# SCRIPTS ACLEW this folder contains 4 scripts (as of the 13th of november):
This script extracts the 1 minute that was transcribed from the wav and the corresponding textgrid. In the textgrid, it changes the timestamps to have them in reference to the now 1 minute long wav.
This script comes from the JSALT Toolbox from Alex Cristia, and converts SAD output in .lab format (such as LDC outputs), and converts them in rttm format (needed for dscore package, to evaluate the Speech activity detection)
This script merges the folder ending in "_1" and thos ending in "_2", and corrects the timestamps in the names of wav files.

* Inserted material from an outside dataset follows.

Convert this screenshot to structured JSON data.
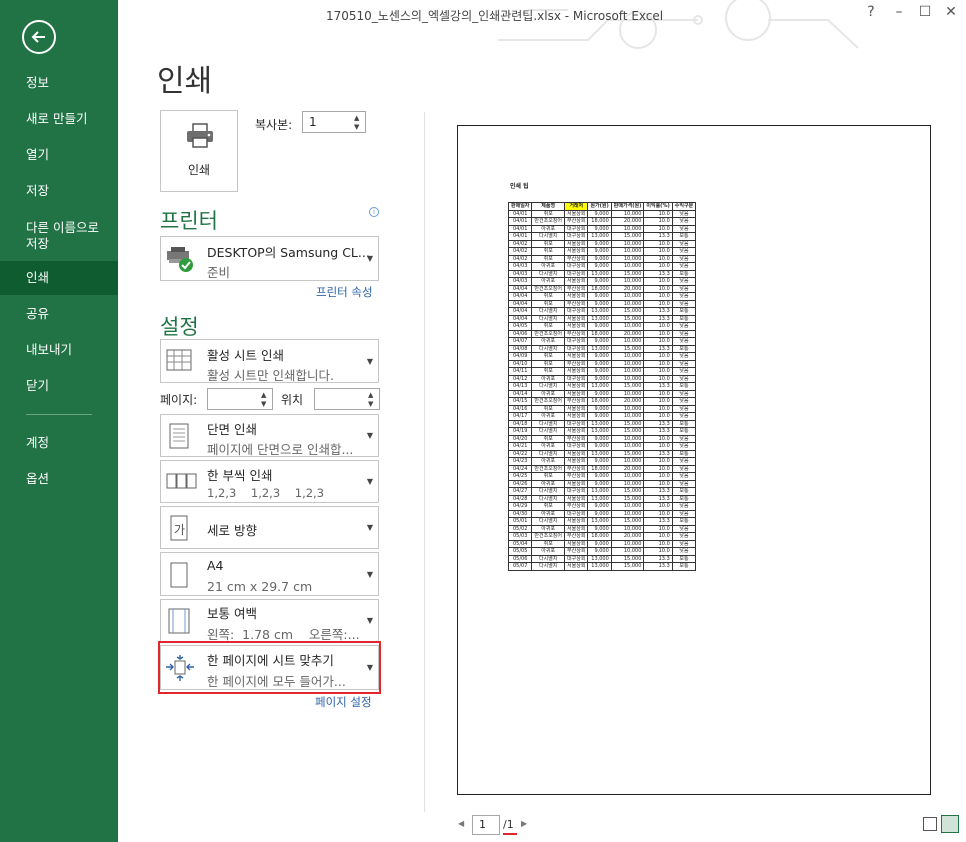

Take a text grid and output a rttm file with the annotations. Several rttm files are in output: -One for all speakers with no distinction, indicating speech sections -One rttm file per speaker with speech sections only for THIS speaker.
DECISIONS
To write these scripts, I encountered some problems and took arbitrary decisions to overcome them.
-
The folders "vanuatu[...]" do not follow the same nomenclature as the other ones for the way they are built, so I didn't treat them
-
Same goes for the ones that end in "test"
-
Some annotation started earlier than the 180s timestamp, and ended after the 240 timestamp. Even if in those cases, I only kept the wavs between 180s and 240s. I took the annotations for these timestamps, and threw out any annotations that was outside (it mainly occured for example when there's a background noise all over the wav and the annotator put the annotation over all the wav)